Çıtayı yükselten film
"Toivon tuolla puolen”, Türkçesiyle "Umudun diğer yanı”... Finlandiyalı kült yönetmen Aki Kaurismäki'nin Altın Ayı yarışına katılan bu trajikomik mülteci hikayesi ise yarışma bölümünün çıtasını yükselten yapımlar arasında öne çıkıyor. Güncel mülteci sorununa Kaurismäki'nin kendine özgü hümanizm ve mizah karışımıyla yaklaşan film, aslında yaklaşık 40 dakika birbirinden bağımsız gelişen iki farklı hikayeden oluşuyor. Bir koldan Suriyeli sığınmacı Khaled'e eşlik ediyoruz. Kömür taşıyan bir silepte kaçak yolcu olarak tesadüfen Helsinki'ye varan Khaled, burada iltica başvurusunda bulunur. Diğer hikaye ise kravat ve gömlek mümessilligi yaparken kendini Helsinki'nin ücra bir köşesinde bir restoran sahibi olarak bulan Wikström hakkında. İltica başvurusu reddedilen Khaled, birçok sığınmacı gibi yasadışı yollardan ülkede kalmaya çalışır ve Finlandiya'nin başkentinde hem ırkçılıkla hem de yardımseverlikle karşılaşır. Günün birinde Wikström, Khaled'i restoranın arkasında uyurken bulur ve kendisine yatacak bir yer ve iş verir. Bir süreliğine Suriyeli sığınmacı, Finlândiyalı restoran sahibi, restoranın garsonu ve aşçısı ortaklaşa hayat mücadelesi verirler.
Kaurismäki'den veda
Festivalin şu ana kadar en fazla beğeni toplayan yapımlarından olan "Toivon tuolla puolen”, Kaurismäki hayranları için acı bir haber de getirdi beraberinde.
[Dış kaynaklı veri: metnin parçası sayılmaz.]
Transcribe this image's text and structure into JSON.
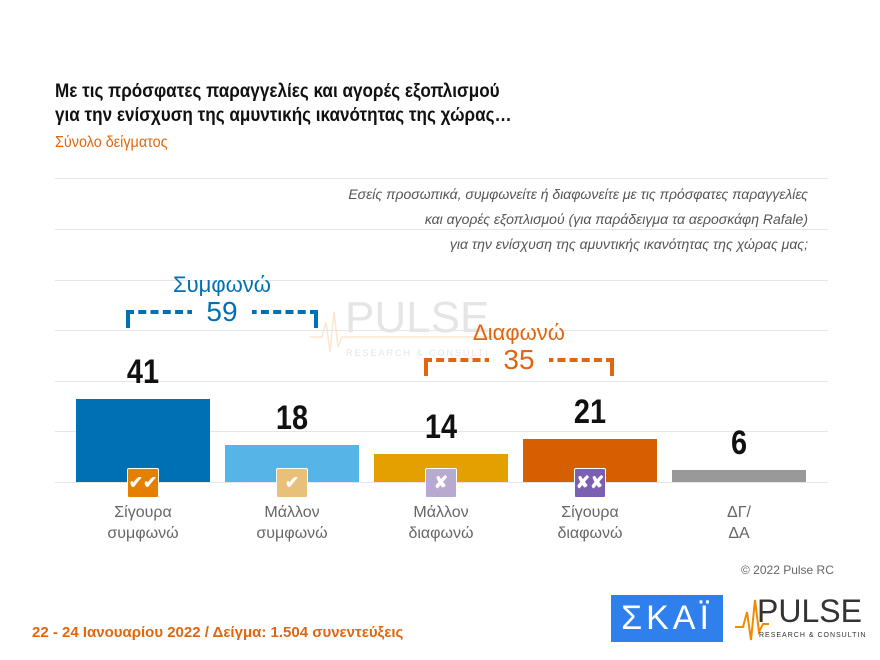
{
  "header": {
    "title_line1": "Με τις πρόσφατες παραγγελίες και αγορές εξοπλισμού",
    "title_line2": "για την ενίσχυση της αμυντικής ικανότητας της χώρας…",
    "subtitle": "Σύνολο δείγματος"
  },
  "question": [
    "Εσείς προσωπικά, συμφωνείτε ή διαφωνείτε με τις πρόσφατες παραγγελίες",
    "και αγορές εξοπλισμού (για παράδειγμα τα αεροσκάφη Rafale)",
    "για την ενίσχυση της αμυντικής ικανότητας της χώρας μας;"
  ],
  "chart_data": {
    "type": "bar",
    "categories": [
      "Σίγουρα συμφωνώ",
      "Μάλλον συμφωνώ",
      "Μάλλον διαφωνώ",
      "Σίγουρα διαφωνώ",
      "ΔΓ/ ΔΑ"
    ],
    "category_lines": [
      [
        "Σίγουρα",
        "συμφωνώ"
      ],
      [
        "Μάλλον",
        "συμφωνώ"
      ],
      [
        "Μάλλον",
        "διαφωνώ"
      ],
      [
        "Σίγουρα",
        "διαφωνώ"
      ],
      [
        "ΔΓ/",
        "ΔΑ"
      ]
    ],
    "values": [
      41,
      18,
      14,
      21,
      6
    ],
    "colors": [
      "#0070b4",
      "#56b4e6",
      "#e3a000",
      "#d65f00",
      "#999999"
    ],
    "badges": [
      "✔✔",
      "✔",
      "✘",
      "✘✘",
      ""
    ],
    "badge_colors": [
      "#e67e00",
      "#e8c07a",
      "#b7a9cf",
      "#7b5fb0",
      ""
    ],
    "groups": [
      {
        "label": "Συμφωνώ",
        "value": "59",
        "color": "#0070b4"
      },
      {
        "label": "Διαφωνώ",
        "value": "35",
        "color": "#e0660f"
      }
    ],
    "grid": true
  },
  "footer": {
    "text": "22 - 24 Ιανουαρίου  2022  /  Δείγμα:  1.504 συνεντεύξεις",
    "copyright": "© 2022 Pulse RC"
  },
  "logos": {
    "skai": "ΣΚΑΪ",
    "pulse": "PULSE",
    "pulse_sub": "RESEARCH & CONSULTING"
  }
}
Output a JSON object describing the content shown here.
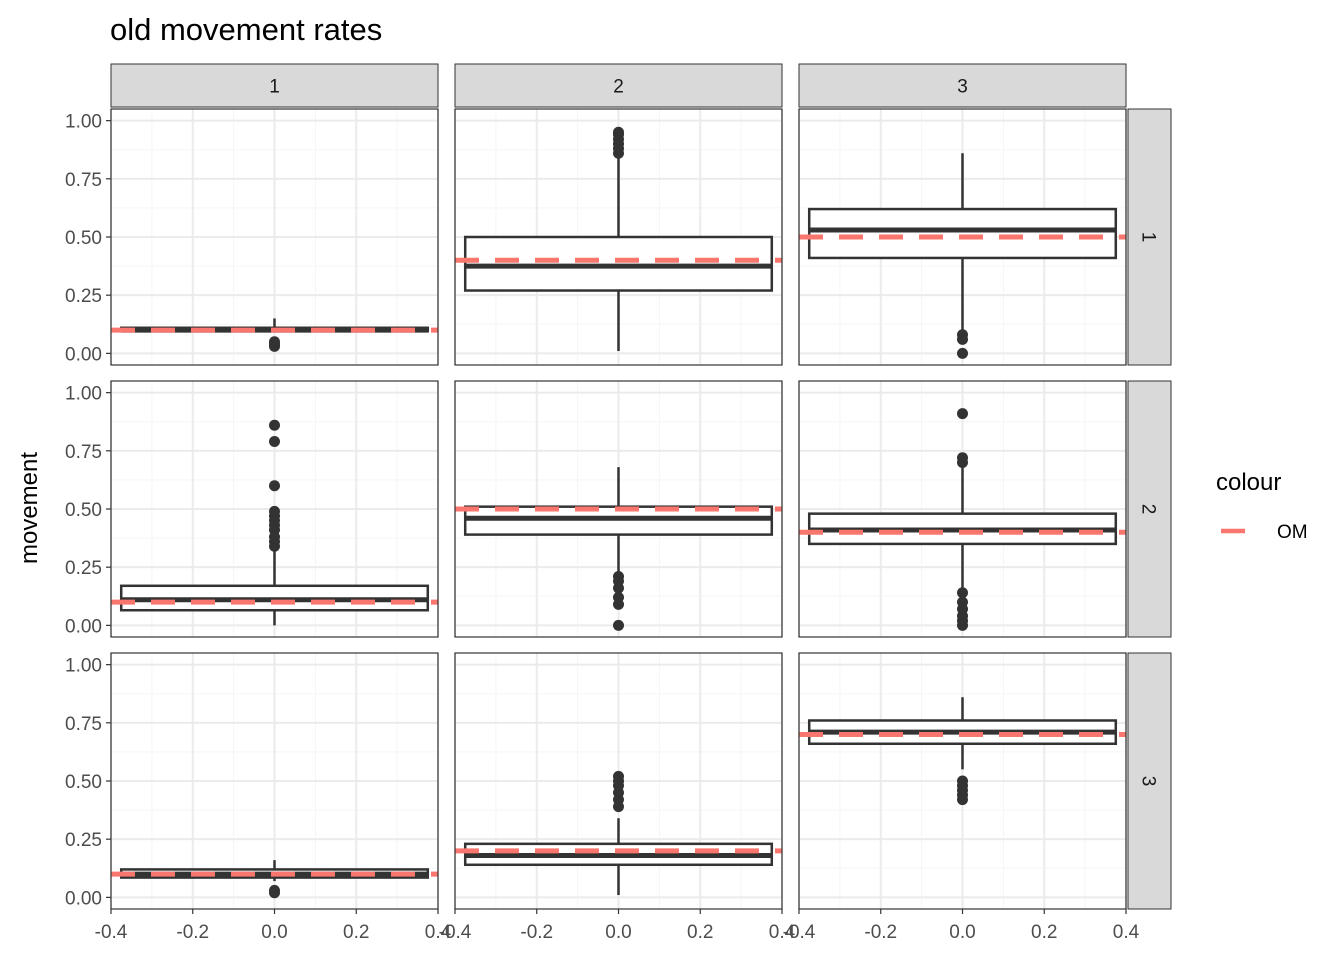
{
  "chart_data": {
    "type": "boxplot",
    "title": "old movement rates",
    "xlabel": "",
    "ylabel": "movement",
    "xlim": [
      -0.4,
      0.4
    ],
    "ylim": [
      0,
      1
    ],
    "x_ticks": [
      "-0.4",
      "-0.2",
      "0.0",
      "0.2",
      "0.4"
    ],
    "y_ticks": [
      "0.00",
      "0.25",
      "0.50",
      "0.75",
      "1.00"
    ],
    "col_strips": [
      "1",
      "2",
      "3"
    ],
    "row_strips": [
      "1",
      "2",
      "3"
    ],
    "legend": {
      "title": "colour",
      "entries": [
        "OM"
      ],
      "om_color": "#F8766D"
    },
    "colors": {
      "box": "#333333",
      "grid_major": "#ebebeb",
      "grid_minor": "#f5f5f5",
      "strip_fill": "#d9d9d9"
    },
    "panels": [
      {
        "row": "1",
        "col": "1",
        "q1": 0.095,
        "median": 0.1,
        "q3": 0.11,
        "whisker_low": 0.09,
        "whisker_high": 0.15,
        "outliers": [
          0.03,
          0.04,
          0.05
        ],
        "om": 0.1
      },
      {
        "row": "1",
        "col": "2",
        "q1": 0.27,
        "median": 0.375,
        "q3": 0.5,
        "whisker_low": 0.01,
        "whisker_high": 0.85,
        "outliers": [
          0.86,
          0.88,
          0.9,
          0.92,
          0.94,
          0.95
        ],
        "om": 0.4
      },
      {
        "row": "1",
        "col": "3",
        "q1": 0.41,
        "median": 0.53,
        "q3": 0.62,
        "whisker_low": 0.1,
        "whisker_high": 0.86,
        "outliers": [
          0.0,
          0.06,
          0.08
        ],
        "om": 0.5
      },
      {
        "row": "2",
        "col": "1",
        "q1": 0.065,
        "median": 0.11,
        "q3": 0.17,
        "whisker_low": 0.0,
        "whisker_high": 0.33,
        "outliers": [
          0.34,
          0.36,
          0.38,
          0.41,
          0.43,
          0.45,
          0.47,
          0.49,
          0.6,
          0.79,
          0.86
        ],
        "om": 0.1
      },
      {
        "row": "2",
        "col": "2",
        "q1": 0.39,
        "median": 0.46,
        "q3": 0.51,
        "whisker_low": 0.23,
        "whisker_high": 0.68,
        "outliers": [
          0.0,
          0.09,
          0.12,
          0.16,
          0.19,
          0.21
        ],
        "om": 0.5
      },
      {
        "row": "2",
        "col": "3",
        "q1": 0.35,
        "median": 0.41,
        "q3": 0.48,
        "whisker_low": 0.15,
        "whisker_high": 0.68,
        "outliers": [
          0.0,
          0.02,
          0.04,
          0.07,
          0.1,
          0.14,
          0.7,
          0.72,
          0.91
        ],
        "om": 0.4
      },
      {
        "row": "3",
        "col": "1",
        "q1": 0.085,
        "median": 0.1,
        "q3": 0.12,
        "whisker_low": 0.07,
        "whisker_high": 0.16,
        "outliers": [
          0.02,
          0.03
        ],
        "om": 0.1
      },
      {
        "row": "3",
        "col": "2",
        "q1": 0.14,
        "median": 0.18,
        "q3": 0.23,
        "whisker_low": 0.01,
        "whisker_high": 0.34,
        "outliers": [
          0.39,
          0.42,
          0.45,
          0.48,
          0.5,
          0.52
        ],
        "om": 0.2
      },
      {
        "row": "3",
        "col": "3",
        "q1": 0.66,
        "median": 0.71,
        "q3": 0.76,
        "whisker_low": 0.55,
        "whisker_high": 0.86,
        "outliers": [
          0.42,
          0.44,
          0.46,
          0.48,
          0.5
        ],
        "om": 0.7
      }
    ]
  }
}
Yönetmen, bu film ile son kez reji koltuğuna oturduğunu ve artık film çekmeyeceğini açıkladı. Bu da, 59 yaşındaki Kaurismäki'nin 2011 yılında Fransa'da geçen ve büyük başarı kazanan sığınmacı dramı "Le Havre” ve bu film ile ilk iki bölümünü çektiği sığınmacı üçlemesini tamamlayamayacağı anlamına geliyor. Tabii fikrini değiştirmezse.
Tarihe dönüp bakmak
Brezilya-Portekiz ortak yapımı "Joaquim” de tarihin sayfalarına bakıyor yarışma bölümünde. Marcelo Gomes'in yazıp yönettiği film 18. yüzyılda geçiyor. Brezilya'nın ulusal kahramanı Joaquim José da Silva Xavier hakkındaki bu film kesilmiş bir kelle görüntüsüyle başlıyor ve ilerleyen dakikalarda bu kellenin, ABD'yi örnek alarak Brezilya'nın da sömürgelikten çıkıp bağımsızlığına kavuşması için Portekiz Krali'na karşı mücadele eden gruptan Joaquim'e ait olduğunu öğreniyoruz. Daha önce altın kaçakçılarını yakalayarak isim yapan Teğmen Joaquim, kendi haksızlığa uğrayınca, içinde bulunduğu sistemi, sömürgeciliği sorguluyor ve saf değiştirerek köleliğe ve Portekiz egemenliğine karşı mücedele ediyor. Film hakkında, Brezilya'da ölüm yıldönümü milli bayram olarak kutlanan Joaquim'in tam olarak neden saf değiştirdiğinin yeterince anlaşılır olmadığı yönünde eleştiriler gelse de, resmi anlamda köleliğin kalkmasına rağmen insan ticaretinin ve kölelik koşullarında çalışmanın sürdüğü günümüzde, arada bir tarihe dönüp bakmanın bir zararı yok.